Carl-Johan says he wanted to get away, to rebel against the Sámi lifestyle. He thought he could be anything, do a doctorate, solve the fusion problem, and win a Nobel Prize. But, during a break in his fourth year of studies, Carl-Johan’s father said that his boy was doing so well in school that it might be time to sell the reindeer. That cut Carl-Johan like a knife; he’d never really considered it. He wasn’t prepared to lose that part of his life. His father promised to keep the reindeer for a couple of more years, until Carl-Johan had graduated.

– Life in the reindeer forest is a feeling but, at the same time, it is an absolute reality. I mean, when you get your snowmobile stuck in soavli – ‘water on top of the ice’ – out on the lake and you have to struggle for a couple of hours, that’s just part of a normal working day in the life of a reindeer herder. Even so, there’s something else there as well, something we have in our genes.
– The reindeer is our strongest link with nature. That is my real connection with reality.
– Anyone can do a 9-to-5 job; where’s the challenge in that? But try succeeding at reindeer herding. It’s impossible if you don’t understand deep within your innermost being that you are totally dependent on that clacking sound, the sound of reindeer hooves. It’s almost metaphysical. Something I cannot do without. Yes, for me, that sound is purely physical; the thought of not hearing it hurts.

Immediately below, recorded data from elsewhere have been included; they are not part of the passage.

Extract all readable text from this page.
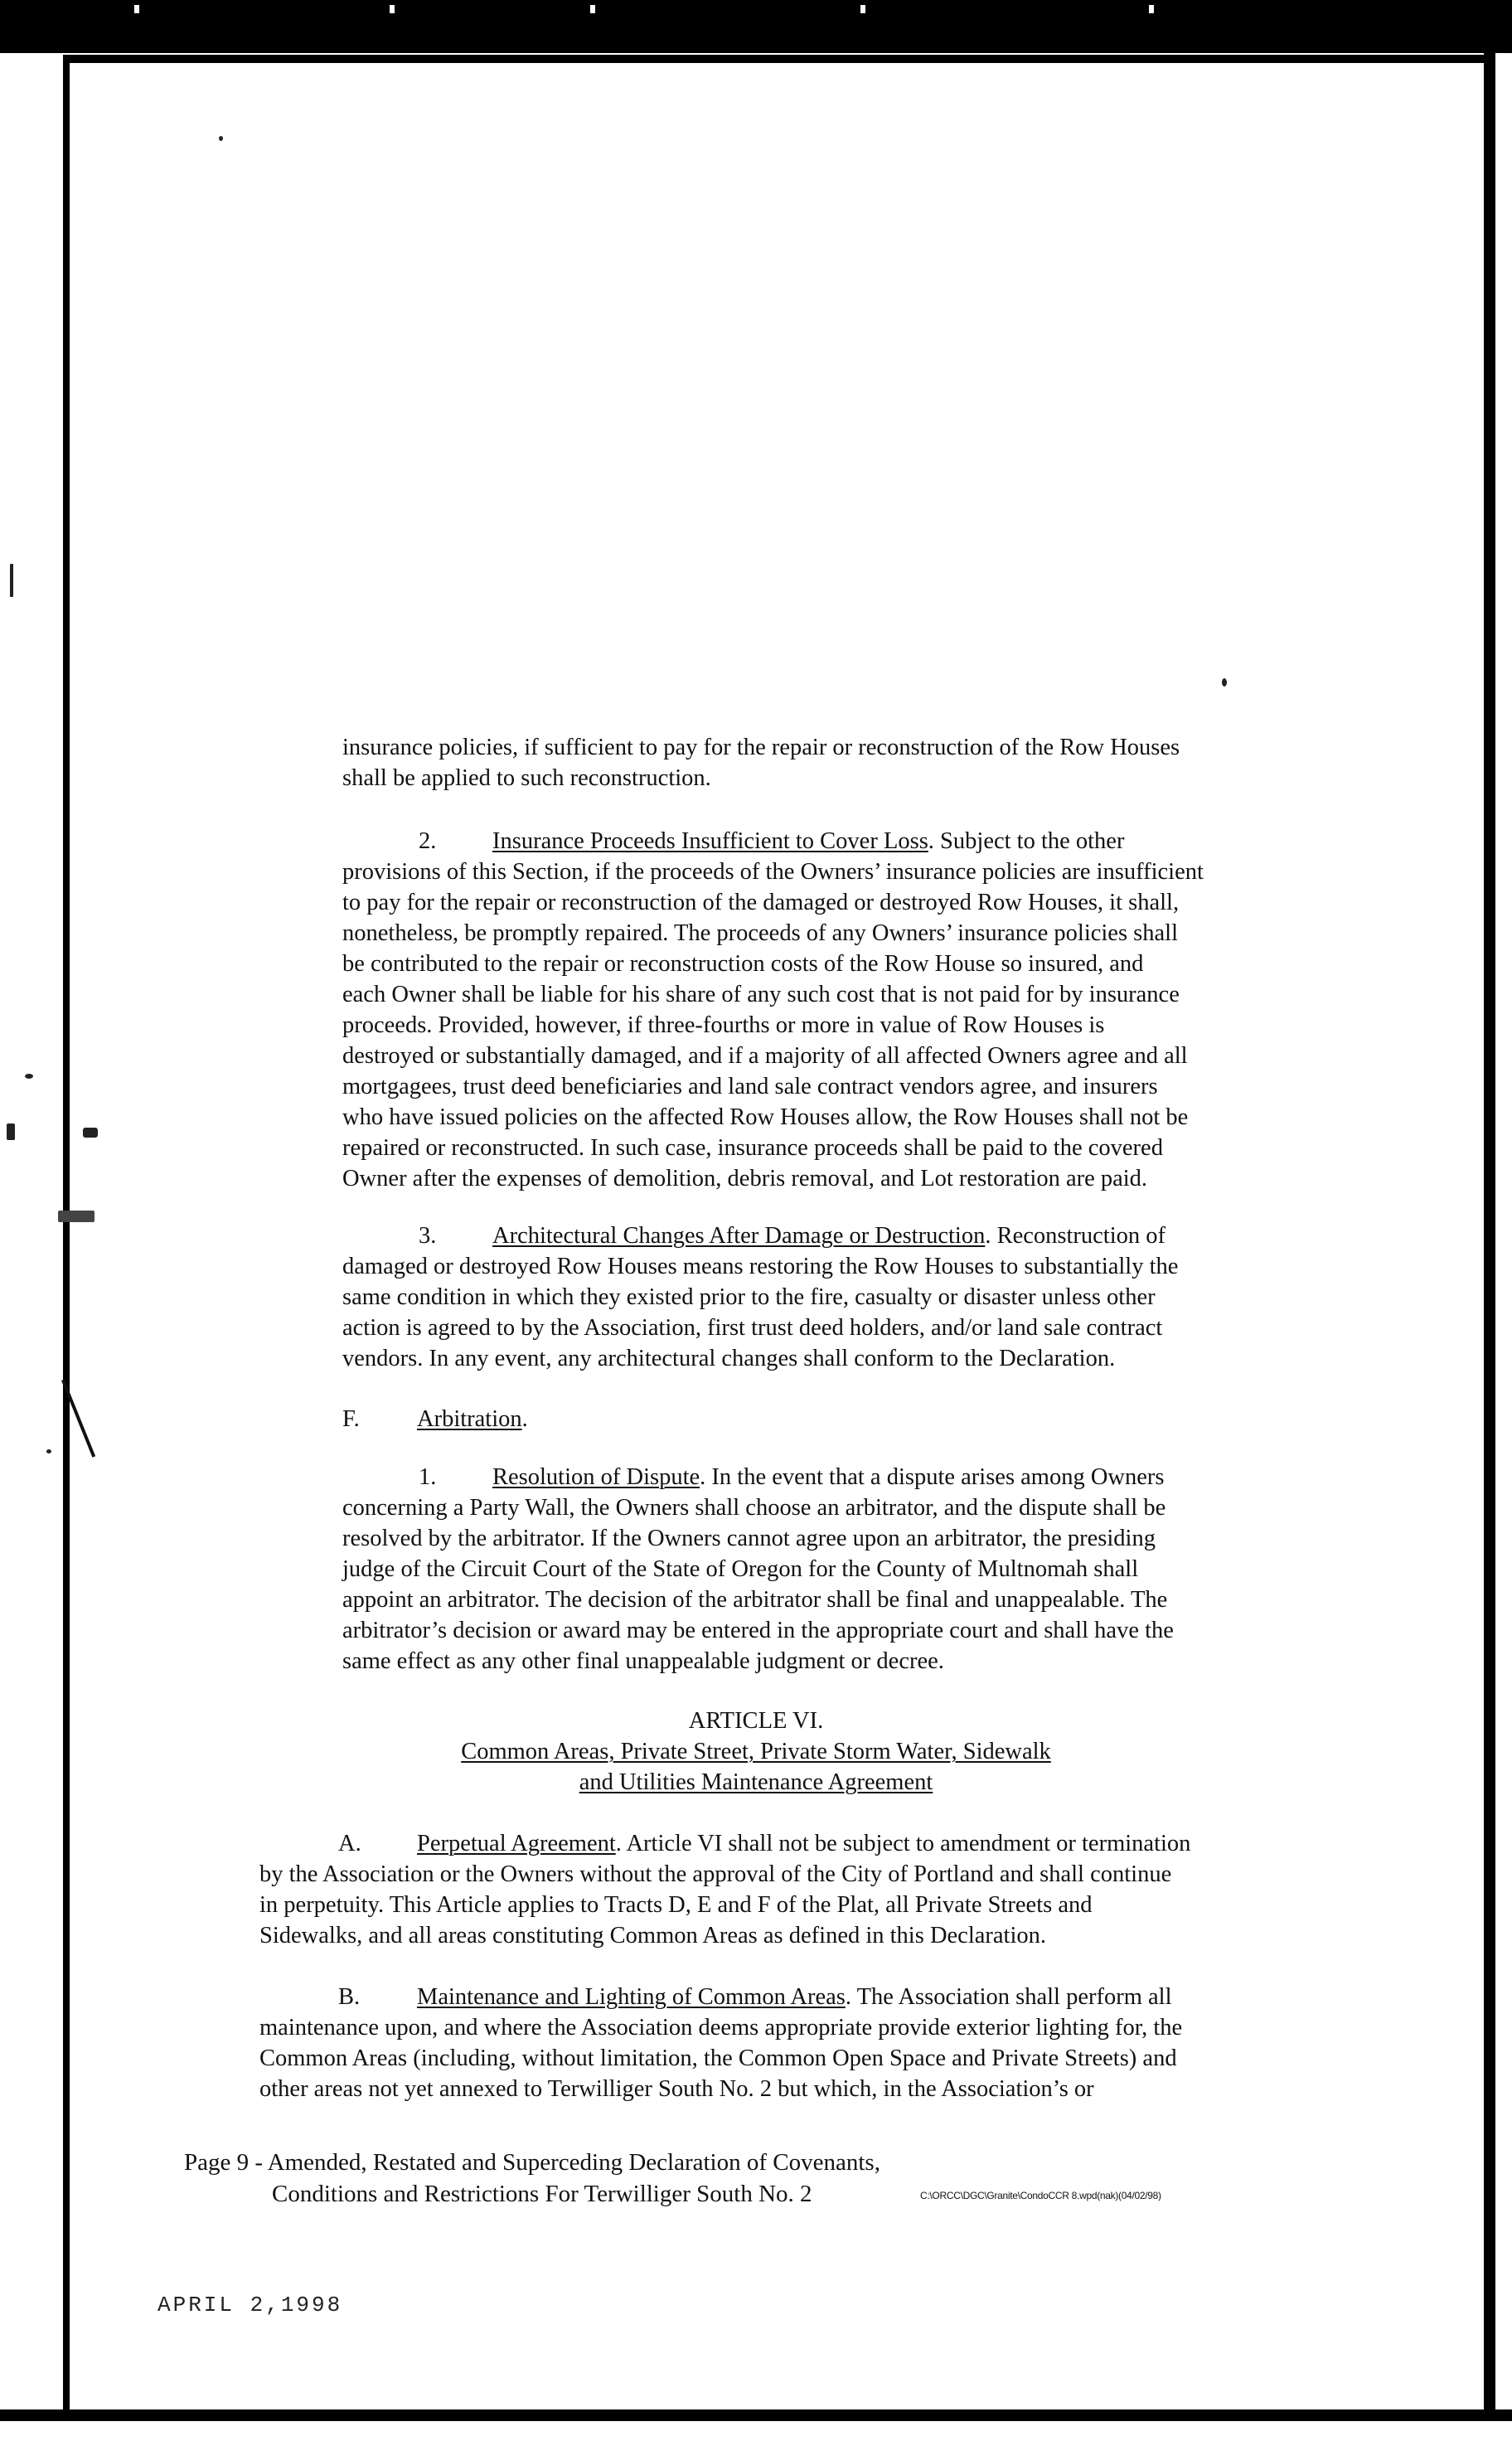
insurance policies, if sufficient to pay for the repair or reconstruction of the Row Houses
shall be applied to such reconstruction.
2. Insurance Proceeds Insufficient to Cover Loss. Subject to the other
provisions of this Section, if the proceeds of the Owners’ insurance policies are insufficient
to pay for the repair or reconstruction of the damaged or destroyed Row Houses, it shall,
nonetheless, be promptly repaired. The proceeds of any Owners’ insurance policies shall
be contributed to the repair or reconstruction costs of the Row House so insured, and
each Owner shall be liable for his share of any such cost that is not paid for by insurance
proceeds. Provided, however, if three-fourths or more in value of Row Houses is
destroyed or substantially damaged, and if a majority of all affected Owners agree and all
mortgagees, trust deed beneficiaries and land sale contract vendors agree, and insurers
who have issued policies on the affected Row Houses allow, the Row Houses shall not be
repaired or reconstructed. In such case, insurance proceeds shall be paid to the covered
Owner after the expenses of demolition, debris removal, and Lot restoration are paid.
3. Architectural Changes After Damage or Destruction. Reconstruction of
damaged or destroyed Row Houses means restoring the Row Houses to substantially the
same condition in which they existed prior to the fire, casualty or disaster unless other
action is agreed to by the Association, first trust deed holders, and/or land sale contract
vendors. In any event, any architectural changes shall conform to the Declaration.
F. Arbitration.
1. Resolution of Dispute. In the event that a dispute arises among Owners
concerning a Party Wall, the Owners shall choose an arbitrator, and the dispute shall be
resolved by the arbitrator. If the Owners cannot agree upon an arbitrator, the presiding
judge of the Circuit Court of the State of Oregon for the County of Multnomah shall
appoint an arbitrator. The decision of the arbitrator shall be final and unappealable. The
arbitrator’s decision or award may be entered in the appropriate court and shall have the
same effect as any other final unappealable judgment or decree.
ARTICLE VI.
Common Areas, Private Street, Private Storm Water, Sidewalk
and Utilities Maintenance Agreement
A. Perpetual Agreement. Article VI shall not be subject to amendment or termination
by the Association or the Owners without the approval of the City of Portland and shall continue
in perpetuity. This Article applies to Tracts D, E and F of the Plat, all Private Streets and
Sidewalks, and all areas constituting Common Areas as defined in this Declaration.
B. Maintenance and Lighting of Common Areas. The Association shall perform all
maintenance upon, and where the Association deems appropriate provide exterior lighting for, the
Common Areas (including, without limitation, the Common Open Space and Private Streets) and
other areas not yet annexed to Terwilliger South No. 2 but which, in the Association’s or
Page 9 - Amended, Restated and Superceding Declaration of Covenants,
Conditions and Restrictions For Terwilliger South No. 2	C:\ORCC\DGC\Granite\CondoCCR 8.wpd(nak)(04/02/98)
APRIL 2,1998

Visut is a North Sámi word. For me, it means ‘everything I will ever want or ever need’

– Is that why you chose this – getting your snowmobile stuck in the slush, never knowing if the ice will freeze, constant fear of accidents and trouble – instead of a career in space physics?
– I don’t know. It’s sort of weird and ambiguous. In the woods, there are no high demands or expectations; I simply want to be outdoors. And that feeling is wonderfully liberating. At the same time, it’s bloody difficult to make a go of it financially or business-wise.
– But you can’t do without it – or?
– It’s tough. But if you asked me what the reindeer means, my answer would have to be Visut.
– Visut; what does that mean?
– Visut is a North Sámi word. For me, it means ‘everything I will ever want or ever need’.